Butchell, Martin van (DNB00)
BUTCHELL, MARTIN van (1735–1812?), empiric, son of Martin van Butchell, tapestry maker to George II, was born in Eagle Street, near Red Lion Square, London, in February 1735. Having shown an aptitude for the study of medicine and anatomy, he became a pupil of John Hunter, and after successfully practising as a dentist for many years, he became eminent as a maker of trusses, and acquired celebrity by his skill in treating cases of fistula. He was still more noted for the eccentricity of his manners. His long beard and extraordinary costume astonished all beholders, and it was his custom to ride about in Hyde Park and the streets on a white pony, which he sometimes painter all purple, sometimes with purple or black spots. To defend himself against rude molestation, he carried a large white bone, which was said to have been used as a weapon of war in the island of Otaheite. For many years he resided in Mount Street, Berkeley Square, and attracted numerous patients by his quaintly worded advertisements in the newspapers.
On the death of his first wife in 1775 he applied to Dr. William Hunter and Mr. Cruickshank to exert their skill in preventing, if possible, the changes of form after the cessation of life. The mode pursued in this embalmment principally that of injecting the vascular system with oil of turpentine and camphorated spirit of wine, coloured, so that the minute vessels of the cheeks and lips are filled, and exhibited their original hue, the body in general having its cavities filled with powdered nitre and camphor, so that it remained free from corruption; glass eyes were also inserted. The corpse was then deposited in a bed of thin plaster of Paris in a box with a glass lid that could be withdrawn at pleasure. For many years Van Butchell kept the mummy of his wife in his parlour, and frequently exhibited the corpse to his friends and visitors. On his second marriage it was found expedient to remove the body to the museum of the College of Surgeons in Lincoln's Inn Fields, where it is still preserved. At the present time it is a repulsive-looking object.

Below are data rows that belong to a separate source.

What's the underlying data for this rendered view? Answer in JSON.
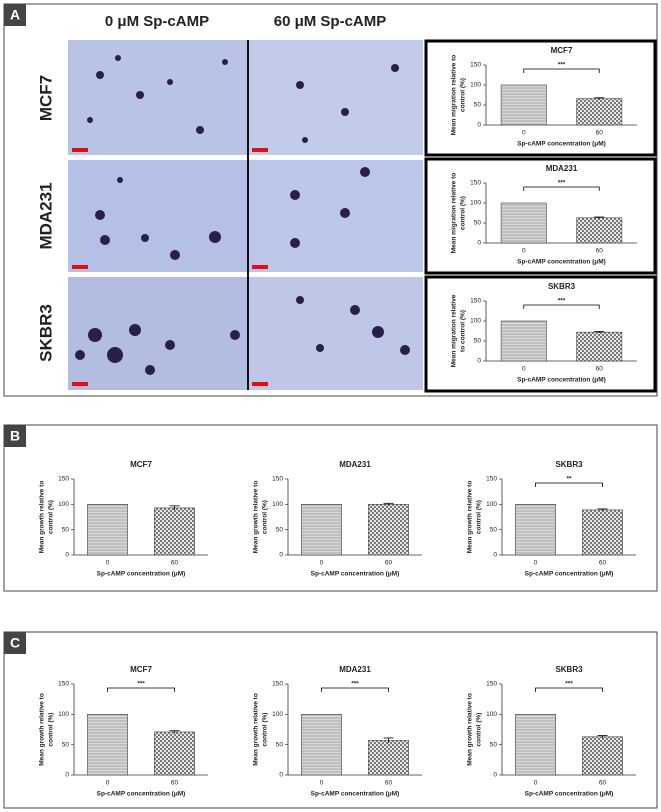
{
  "figure": {
    "panels": [
      "A",
      "B",
      "C"
    ],
    "columns": [
      "0 μM Sp-cAMP",
      "60 μM Sp-cAMP"
    ],
    "rows": [
      "MCF7",
      "MDA231",
      "SKBR3"
    ]
  },
  "chart_data": [
    {
      "type": "bar",
      "title": "MCF7",
      "categories": [
        "0",
        "60"
      ],
      "values": [
        100,
        66
      ],
      "errors": [
        0,
        2
      ],
      "ylabel": [
        "Mean migration relative to",
        "control (%)"
      ],
      "xlabel": "Sp-cAMP concentration (μM)",
      "ylim": [
        0,
        150
      ],
      "yticks": [
        0,
        50,
        100,
        150
      ],
      "annotation": "***"
    },
    {
      "type": "bar",
      "title": "MDA231",
      "categories": [
        "0",
        "60"
      ],
      "values": [
        100,
        63
      ],
      "errors": [
        0,
        2
      ],
      "ylabel": [
        "Mean migration relative to",
        "control (%)"
      ],
      "xlabel": "Sp-cAMP concentration (μM)",
      "ylim": [
        0,
        150
      ],
      "yticks": [
        0,
        50,
        100,
        150
      ],
      "annotation": "***"
    },
    {
      "type": "bar",
      "title": "SKBR3",
      "categories": [
        "0",
        "60"
      ],
      "values": [
        100,
        72
      ],
      "errors": [
        0,
        2
      ],
      "ylabel": [
        "Mean migration relative",
        "to control (%)"
      ],
      "xlabel": "Sp-cAMP concentration (μM)",
      "ylim": [
        0,
        150
      ],
      "yticks": [
        0,
        50,
        100,
        150
      ],
      "annotation": "***"
    },
    {
      "type": "bar",
      "title": "MCF7",
      "categories": [
        "0",
        "60"
      ],
      "values": [
        100,
        93
      ],
      "errors": [
        0,
        4
      ],
      "ylabel": [
        "Mean growth relative to",
        "control (%)"
      ],
      "xlabel": "Sp-cAMP concentration (μM)",
      "ylim": [
        0,
        150
      ],
      "yticks": [
        0,
        50,
        100,
        150
      ]
    },
    {
      "type": "bar",
      "title": "MDA231",
      "categories": [
        "0",
        "60"
      ],
      "values": [
        100,
        100
      ],
      "errors": [
        0,
        2
      ],
      "ylabel": [
        "Mean growth relative to",
        "control (%)"
      ],
      "xlabel": "Sp-cAMP concentration (μM)",
      "ylim": [
        0,
        150
      ],
      "yticks": [
        0,
        50,
        100,
        150
      ]
    },
    {
      "type": "bar",
      "title": "SKBR3",
      "categories": [
        "0",
        "60"
      ],
      "values": [
        100,
        89
      ],
      "errors": [
        0,
        2
      ],
      "ylabel": [
        "Mean growth relative to",
        "control (%)"
      ],
      "xlabel": "Sp-cAMP concentration (μM)",
      "ylim": [
        0,
        150
      ],
      "yticks": [
        0,
        50,
        100,
        150
      ],
      "annotation": "**"
    },
    {
      "type": "bar",
      "title": "MCF7",
      "categories": [
        "0",
        "60"
      ],
      "values": [
        100,
        71
      ],
      "errors": [
        0,
        2
      ],
      "ylabel": [
        "Mean growth relative to",
        "control (%)"
      ],
      "xlabel": "Sp-cAMP concentration (μM)",
      "ylim": [
        0,
        150
      ],
      "yticks": [
        0,
        50,
        100,
        150
      ],
      "annotation": "***"
    },
    {
      "type": "bar",
      "title": "MDA231",
      "categories": [
        "0",
        "60"
      ],
      "values": [
        100,
        57
      ],
      "errors": [
        0,
        4
      ],
      "ylabel": [
        "Mean growth relative to",
        "control (%)"
      ],
      "xlabel": "Sp-cAMP concentration (μM)",
      "ylim": [
        0,
        150
      ],
      "yticks": [
        0,
        50,
        100,
        150
      ],
      "annotation": "***"
    },
    {
      "type": "bar",
      "title": "SKBR3",
      "categories": [
        "0",
        "60"
      ],
      "values": [
        100,
        63
      ],
      "errors": [
        0,
        2
      ],
      "ylabel": [
        "Mean growth relative to",
        "control (%)"
      ],
      "xlabel": "Sp-cAMP concentration (μM)",
      "ylim": [
        0,
        150
      ],
      "yticks": [
        0,
        50,
        100,
        150
      ],
      "annotation": "***"
    }
  ]
}
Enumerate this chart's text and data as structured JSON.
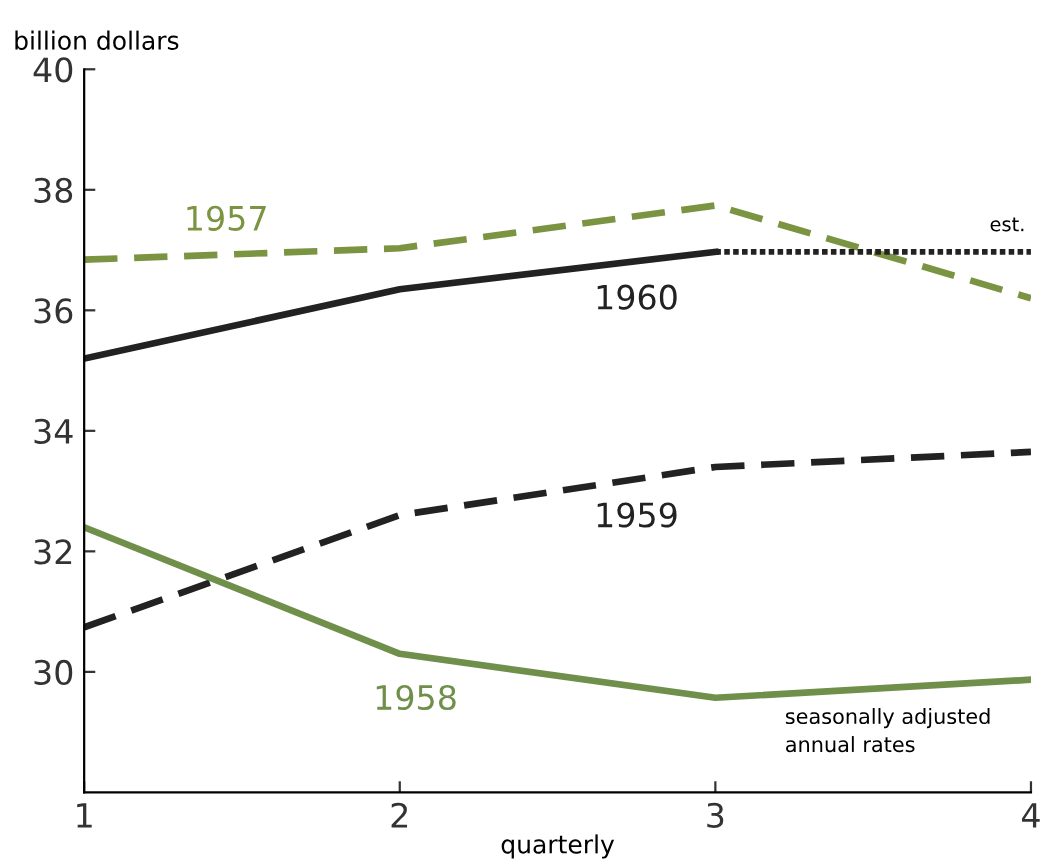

Van Butchell appears to have been alive in 1812. There is an engraved portrait of him on his spotted pony in Kirby's ‘Wonderful and Scientific Museum,’ 1803.[Gent. Mag. lxiii. 5, 6, 165, lxxvi. 681, lxxxii. (i.) 326; Kirby's Wonderful Museum, i. 191; Eccentric Magazine (1812), i. 109; Malcolm's Curiosities of Biography, 333; Cat. of Printed Books in Brit. Mus.; Lysons's Suppl. to 1st. edit. of Environs of London, 113; Timbs's Doctors and Patients, i. 129; Evans's Cat. of Engraved Portraits, 10664; Burning the Dead, by a member of the Royal Coll. of Surgeons (1857), 13.]